The goal is to provide information for state and federal regulatory agencies and coastal communities in Alaska to ensure a sustainable seafood supply and economic opportunities for Americans.
This research will provide an important foundation for sustainable development, AFSC Director Bob Foy said.
“Marine aquaculture contributes to restoration efforts in Alaska and is increasing economic opportunities for coastal communities through the farming of shellfish and seaweed,” Foy explained.
The research plan notes that the industry in Alaska currently includes some 82 permitted farms, with a value of about $1.5 million, and another 24 permits are pending. The governor’s Alaska’s Mariculture Task Force set a goal of developing a $100 million per year aquaculture industry in Alaska state waters in 20 years through workforce development, investment in or adaptation of seafood processing hatchery, and harvesting infrastructure, research and development of current and new aquaculture species and products and regulatory changes.

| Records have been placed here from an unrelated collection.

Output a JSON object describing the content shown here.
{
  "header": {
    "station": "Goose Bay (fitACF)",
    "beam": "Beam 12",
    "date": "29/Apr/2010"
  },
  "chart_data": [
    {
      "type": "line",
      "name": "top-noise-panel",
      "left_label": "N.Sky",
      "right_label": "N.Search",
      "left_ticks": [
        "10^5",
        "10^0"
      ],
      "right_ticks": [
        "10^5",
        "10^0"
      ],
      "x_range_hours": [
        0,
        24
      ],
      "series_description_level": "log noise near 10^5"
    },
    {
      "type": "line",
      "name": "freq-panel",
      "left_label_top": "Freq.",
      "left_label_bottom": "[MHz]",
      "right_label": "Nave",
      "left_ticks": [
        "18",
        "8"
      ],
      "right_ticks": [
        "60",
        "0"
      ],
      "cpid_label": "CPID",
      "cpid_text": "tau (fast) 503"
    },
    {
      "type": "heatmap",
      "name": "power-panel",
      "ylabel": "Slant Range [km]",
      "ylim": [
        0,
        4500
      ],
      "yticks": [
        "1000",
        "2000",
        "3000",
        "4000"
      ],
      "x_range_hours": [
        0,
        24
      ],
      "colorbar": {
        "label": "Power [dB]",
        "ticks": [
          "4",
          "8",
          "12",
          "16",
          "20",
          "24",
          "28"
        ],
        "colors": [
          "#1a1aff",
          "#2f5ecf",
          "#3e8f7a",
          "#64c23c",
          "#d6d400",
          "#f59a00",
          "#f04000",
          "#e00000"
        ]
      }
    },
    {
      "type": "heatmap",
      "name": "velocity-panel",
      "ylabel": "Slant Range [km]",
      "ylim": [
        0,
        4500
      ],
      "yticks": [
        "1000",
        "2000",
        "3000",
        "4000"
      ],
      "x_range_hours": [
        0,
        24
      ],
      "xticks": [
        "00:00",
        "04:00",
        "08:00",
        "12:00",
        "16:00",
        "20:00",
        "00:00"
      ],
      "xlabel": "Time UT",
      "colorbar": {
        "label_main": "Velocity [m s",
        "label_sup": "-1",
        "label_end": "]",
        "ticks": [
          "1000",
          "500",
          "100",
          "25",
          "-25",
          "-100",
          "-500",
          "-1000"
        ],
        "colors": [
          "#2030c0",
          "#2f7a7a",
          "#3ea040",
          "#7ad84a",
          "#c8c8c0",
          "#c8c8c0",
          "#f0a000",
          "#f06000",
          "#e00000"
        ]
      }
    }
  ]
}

Commercial aquaculture operations have focused mostly on Pacific oysters, kelp and blue mussel production in state waters. Finfish aquaculture is prohibited. The main regions of aquaculture development in the state are southeast and southcentral, including Prince William Sound the Kenai Peninsula and Kodiak. NOAA Fisheries is interested in increasing shellfish and seaweed production for the long-term benefit of Alaska’s economy, environment and communities.
AFSC aquaculture research lead Jordan Hollarsmith said the research can help ensure that aquaculture takes its place in the state economy in a manner that doesn’t pose a risk to essential fish habitat, wild populations, subsistence subtidal and tidal harvest, marine mammals and commercial and recreational fisheries in coastal areas.
The research plan focuses on seaweed (kelp and red algae), shellfish (Pacific oysters, pinto abalone and king crab) and other invertebrate (sea cucumber).
Research priorities include promoting economically and socially sustainable growth by increasing the portfolio of species grown in Alaska, focusing on endemic species and multitrophic aquaculture and building oyster hatchery production in the state through strategic partnerships and selective breeding of Alaska optimized strains.
The research plan also emphasizes enhancing the resiliency of Alaska aquaculture to climate change through improved understanding of the potential for macroalgae to locally mitigate ocean acidification and sequester carbon, and further modeling efforts to identify future aquaculture locations under various climate change scenarios.